Ele te dava dicas assim? Dicas, no sentido didático, não. Ele pegava um texto na mão e gritava: “Chita, tu é uma besta, caralho”. Qual era teu apelido? Chita. Ele me chamava Chita e dizia: “Você é louco, esse texto tá uma merda!”.
o instrumento didático que mais o Ibrahim usou foi o porrete E você consegue se achar nessa babilônia aí? Acho, hoje menos porque eu não tenho o manuseio diário da época que tinha quando fazia coluna diária, mas imagina que aí está minha vida e de muita gente. O Ibrahim me trouxe todo esse ensino, a sintetizar o texto, a ser objetivo na conversa com uma fonte, a não cair em lorota ou tentar não cair, aprendi muita coisa com ele. Mas eu digo o seguinte: o instrumento didático que mais o Ibrahim usou foi o porrete.
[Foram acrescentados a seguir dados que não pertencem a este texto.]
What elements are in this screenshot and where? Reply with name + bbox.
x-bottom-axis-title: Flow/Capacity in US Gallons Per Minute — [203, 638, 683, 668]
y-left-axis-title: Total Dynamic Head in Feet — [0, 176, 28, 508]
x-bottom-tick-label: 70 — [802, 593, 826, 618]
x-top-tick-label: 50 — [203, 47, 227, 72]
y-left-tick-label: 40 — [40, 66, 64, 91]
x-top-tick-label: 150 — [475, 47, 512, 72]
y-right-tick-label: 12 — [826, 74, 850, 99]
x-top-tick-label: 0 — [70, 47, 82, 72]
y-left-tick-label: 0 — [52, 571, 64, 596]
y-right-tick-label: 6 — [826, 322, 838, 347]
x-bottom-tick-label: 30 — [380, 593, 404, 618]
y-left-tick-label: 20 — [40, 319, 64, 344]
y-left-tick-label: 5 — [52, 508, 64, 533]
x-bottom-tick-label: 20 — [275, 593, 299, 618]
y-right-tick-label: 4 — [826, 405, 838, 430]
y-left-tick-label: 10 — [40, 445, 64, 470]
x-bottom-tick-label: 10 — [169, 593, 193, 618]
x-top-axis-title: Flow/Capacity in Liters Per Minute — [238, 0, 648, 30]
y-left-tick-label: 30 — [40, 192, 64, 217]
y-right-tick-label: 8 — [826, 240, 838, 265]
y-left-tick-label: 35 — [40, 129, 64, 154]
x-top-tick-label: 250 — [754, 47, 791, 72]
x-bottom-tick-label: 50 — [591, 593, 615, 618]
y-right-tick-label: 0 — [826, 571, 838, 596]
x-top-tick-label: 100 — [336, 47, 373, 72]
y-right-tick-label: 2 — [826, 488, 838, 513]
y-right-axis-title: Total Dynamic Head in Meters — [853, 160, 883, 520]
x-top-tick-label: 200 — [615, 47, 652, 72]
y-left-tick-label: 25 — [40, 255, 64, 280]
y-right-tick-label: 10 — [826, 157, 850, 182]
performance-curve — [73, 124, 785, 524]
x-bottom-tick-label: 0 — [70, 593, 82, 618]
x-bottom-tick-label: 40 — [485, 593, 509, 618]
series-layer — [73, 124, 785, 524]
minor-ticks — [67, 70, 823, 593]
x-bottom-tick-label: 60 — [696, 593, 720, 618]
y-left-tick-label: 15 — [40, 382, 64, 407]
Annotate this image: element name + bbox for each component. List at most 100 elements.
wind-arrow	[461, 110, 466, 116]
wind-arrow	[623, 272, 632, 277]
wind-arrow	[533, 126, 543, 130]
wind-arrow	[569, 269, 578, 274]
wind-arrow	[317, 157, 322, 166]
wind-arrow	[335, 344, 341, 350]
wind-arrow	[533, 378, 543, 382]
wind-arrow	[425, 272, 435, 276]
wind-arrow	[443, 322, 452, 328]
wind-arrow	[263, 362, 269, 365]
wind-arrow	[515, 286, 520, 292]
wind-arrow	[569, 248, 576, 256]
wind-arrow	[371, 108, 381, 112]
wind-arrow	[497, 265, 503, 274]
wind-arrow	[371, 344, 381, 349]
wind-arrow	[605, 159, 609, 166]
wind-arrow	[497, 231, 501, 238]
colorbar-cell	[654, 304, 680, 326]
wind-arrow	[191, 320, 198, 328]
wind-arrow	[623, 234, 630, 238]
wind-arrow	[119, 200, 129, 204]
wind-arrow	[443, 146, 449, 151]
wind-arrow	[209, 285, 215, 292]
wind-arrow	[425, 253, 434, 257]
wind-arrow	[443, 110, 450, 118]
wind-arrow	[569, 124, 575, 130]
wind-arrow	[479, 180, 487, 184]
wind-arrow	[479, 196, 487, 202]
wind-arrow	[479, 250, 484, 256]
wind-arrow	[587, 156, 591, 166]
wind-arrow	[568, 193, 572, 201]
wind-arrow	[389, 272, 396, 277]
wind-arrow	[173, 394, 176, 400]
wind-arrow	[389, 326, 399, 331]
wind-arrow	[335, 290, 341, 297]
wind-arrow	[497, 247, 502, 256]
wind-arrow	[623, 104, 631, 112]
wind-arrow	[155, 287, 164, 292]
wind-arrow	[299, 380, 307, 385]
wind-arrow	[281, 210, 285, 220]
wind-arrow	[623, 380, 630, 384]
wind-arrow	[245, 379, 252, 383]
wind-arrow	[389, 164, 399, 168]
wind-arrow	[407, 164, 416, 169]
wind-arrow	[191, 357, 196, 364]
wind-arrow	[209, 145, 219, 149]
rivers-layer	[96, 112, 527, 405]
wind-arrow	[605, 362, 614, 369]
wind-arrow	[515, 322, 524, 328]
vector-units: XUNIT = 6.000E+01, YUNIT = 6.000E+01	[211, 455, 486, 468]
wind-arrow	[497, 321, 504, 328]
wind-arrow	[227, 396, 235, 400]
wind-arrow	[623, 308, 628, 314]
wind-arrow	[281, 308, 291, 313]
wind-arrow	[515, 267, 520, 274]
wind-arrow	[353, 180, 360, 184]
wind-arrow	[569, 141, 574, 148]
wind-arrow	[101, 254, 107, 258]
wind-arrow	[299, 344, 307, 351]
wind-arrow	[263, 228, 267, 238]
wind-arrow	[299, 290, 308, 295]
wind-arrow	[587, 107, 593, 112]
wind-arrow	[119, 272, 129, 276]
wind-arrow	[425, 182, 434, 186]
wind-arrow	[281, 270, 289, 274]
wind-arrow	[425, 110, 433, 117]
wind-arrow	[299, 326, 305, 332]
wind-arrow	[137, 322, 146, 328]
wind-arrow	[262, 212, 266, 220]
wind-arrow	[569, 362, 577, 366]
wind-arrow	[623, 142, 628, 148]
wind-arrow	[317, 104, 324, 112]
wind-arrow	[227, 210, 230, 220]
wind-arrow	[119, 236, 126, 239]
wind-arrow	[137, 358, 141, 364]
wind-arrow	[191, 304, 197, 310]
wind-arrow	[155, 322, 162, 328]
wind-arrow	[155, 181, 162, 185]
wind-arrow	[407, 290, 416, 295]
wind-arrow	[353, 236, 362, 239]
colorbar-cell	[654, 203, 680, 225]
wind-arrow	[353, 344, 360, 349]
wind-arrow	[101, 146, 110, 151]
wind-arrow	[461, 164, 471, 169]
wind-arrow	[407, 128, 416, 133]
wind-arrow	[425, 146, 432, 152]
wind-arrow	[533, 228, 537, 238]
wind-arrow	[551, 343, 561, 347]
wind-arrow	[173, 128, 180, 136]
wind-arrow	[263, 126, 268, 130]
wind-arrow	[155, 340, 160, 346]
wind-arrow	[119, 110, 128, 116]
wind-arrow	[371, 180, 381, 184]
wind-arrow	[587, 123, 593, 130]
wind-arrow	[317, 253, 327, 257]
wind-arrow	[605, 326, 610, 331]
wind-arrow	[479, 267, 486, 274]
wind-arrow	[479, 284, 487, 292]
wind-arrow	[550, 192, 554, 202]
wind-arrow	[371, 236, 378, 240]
O que ele dava de esporro!! Eu nunca vi o Ibrahim elogiar uma nota que eu tenha feito, nos 13, quase 14 anos que eu trabalhei com ele. E quer saber? Não acho que tenha me feito falta, hoje eu sou muito grato ao turco, muito grato, tive a oportunidade de expressar essa minha gratidão várias vezes depois que sai de lá. Agora, até sair de lá...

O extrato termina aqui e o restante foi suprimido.